Wrist Game or Crying Shame: TAG Heuer Super Professional
Welcome back to Wrist Game or Crying Shame, a unique user interface allowing potential wearers of wrist-related objects to express their opinions in an anonymous, stress-free environment. Today, we’ll present you with the TAG Heuer Super Professional. But first…
Well, you all have a real penchant for watches named “Submariner” and that rang true with last week’s Tudor of the same name. The reference 79090 – the last acrylic crystal beast released by Genevan-based Rolex – cruised to an easy 65% Wrist Game win. Clearly, plastic is fantastic with this crew. Well, a scant 10 years or so later, another Swiss-based company threw its hat into the ring and tried to compete with some big-time competition on the diver front. Let’s see what you think about the TAG Heuer Super Professional.
The vintage – or semi-vintage – watch world can be a weird place. Sure, there are sure-fire pieces that are highly collectible, but there also exist outliers that seem like they should be more popular than they are. Yes, folks, I am foreshadowing here because I have a full-on crush on today’s make and model, the TAG Heuer Super Professional. To me, it’s one of the wilder, purpose-built watches from the 1980’s and into the 2000’s. It was apparently expensive, built like a brick sh*t-house, and I think pretty freakin’ cool. If you’re a fan of technical, but classy divers from the period like the IWC Aquatimer 3536 GST, then this TAG just might appeal to you.
Waaaaay back in 1984 – the year Mary Lou Retton tore up the Olympics in L.A. – Heuer was still a thing and they plopped a dive watch into its catalog called the Super Professional.

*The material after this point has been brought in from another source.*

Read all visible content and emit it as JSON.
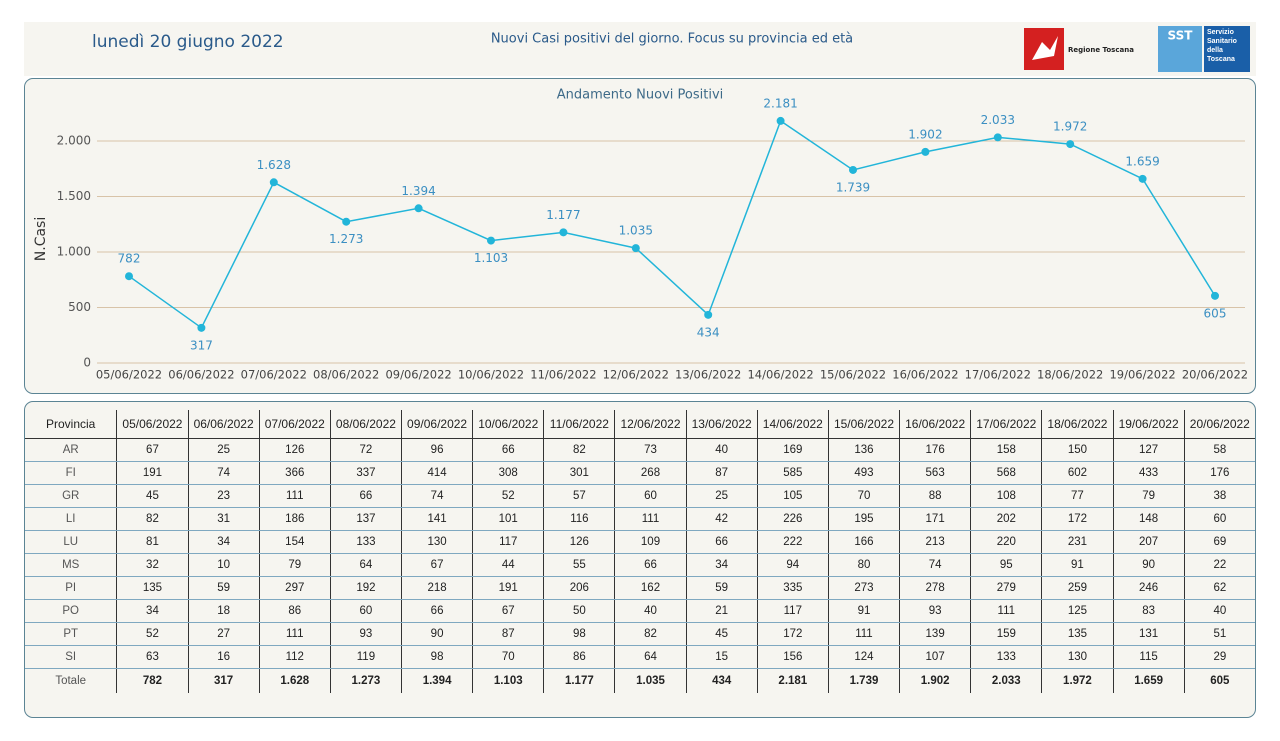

From a brand that had been making some barely warmed-over quartz crap divers and other things masquerading as Rolex Sub knockoffs, the Super Pro was a serious departure. Armed with a front-loading case, a bezel that looks like it could, and happily would, kick the ass out of Jaws, this diver was good down to 1000 meters. Whether in stainless, stainless with 80’s (aka, sexy) gold bezel, or ultra-rare PVD, the Super Professional was ready to take on whatever came its way. A short year later, in ’85, the watch became the TAG Heuer Super Professional and it soldiered on until the millennium as the 840.006. After Y2K, it grew slightly to 43mm in diameter and became the WS2110. Eschewing battery power, the Super Professional sported an ETA 2892.
So, personally speaking, I bought a TAG Heuer Super Professional about 5-6 years back when I went on holiday with my wife to Greece. I actually spotted the watch that I ultimately bought in the window of a vintage shop and paid about $800 for it. I never wear it, but dammit I should and will now that I’ve decided to write this article! To me, the Super Professional reminds me of a TAG era when the Formula 1 watch was immensely popular and also when the brand had this super cool “European” vibe that somehow resonated in America. Yes, Europeans, we thought you were all so chic with your Benetton sweatshirts and synthesizer music!
At the time, I’d guess that owners of watches from brands like Rolex, etc looked down on this cheaper brand that was essentially making stylish watches, but one had to admire their pluck. And while I didn’t discover the Super Pro until much, much later (frankly, I never saw one in the store) it felt and still feels like the pinnacle of 80’s-90’s-early 00’s over-engineering. I mentioned the specs and for a brand that was formerly known (and still is) for timing race cars driven by prima donnas, this watch was such a departure. I love that kind of stuff.
But time hasn’t been overly kind to the TAG Heuer Super Professional. When I found mine, there were very few for sale at any one time on the web. I watched for awhile, but it felt like a rare watch. Sometimes, pieces would arise with their original – and awesome, but optional – kit that included two rubber straps and a strap changing tool. I should have bought one of those. But again, while these big divers were and are still relatively rare, they’ve remained in the below $2,000 category. If you ask me, that’s pretty decent value for a cool, tritium-dialed diver that can carry out its business without a silly helium valve. Let’s see what you think of today’s piece.
Today’s TAG Heuer Super Professional comes to us from the land of Hockey Night in Canada, umm – that’s Canada. In my humble opinion, it looks to be in nice shape with its main foibles being the loss of lume on the external bezel 12:00 triangle (a common malady often repaired via DIY) and the lack of box and papers. Still, much like a box of fresh Tim Bits, this watch doesn’t seem like something to easily pass up. The Chrono24 ad tells us that the watch is priced at 1,110 Euros or best offer – sadly that price isn’t in Canadian Dollars or I’d take two (the watch and photos are the property of the seller)! As mentioned before, I think that’s a lot of value for a watch with this amount of capability, eh.
But, hey, it’s not up to me! It’s up to you to decide whether this TAG Heuer Super Professional is both Super and Professional for 1,110 Euros.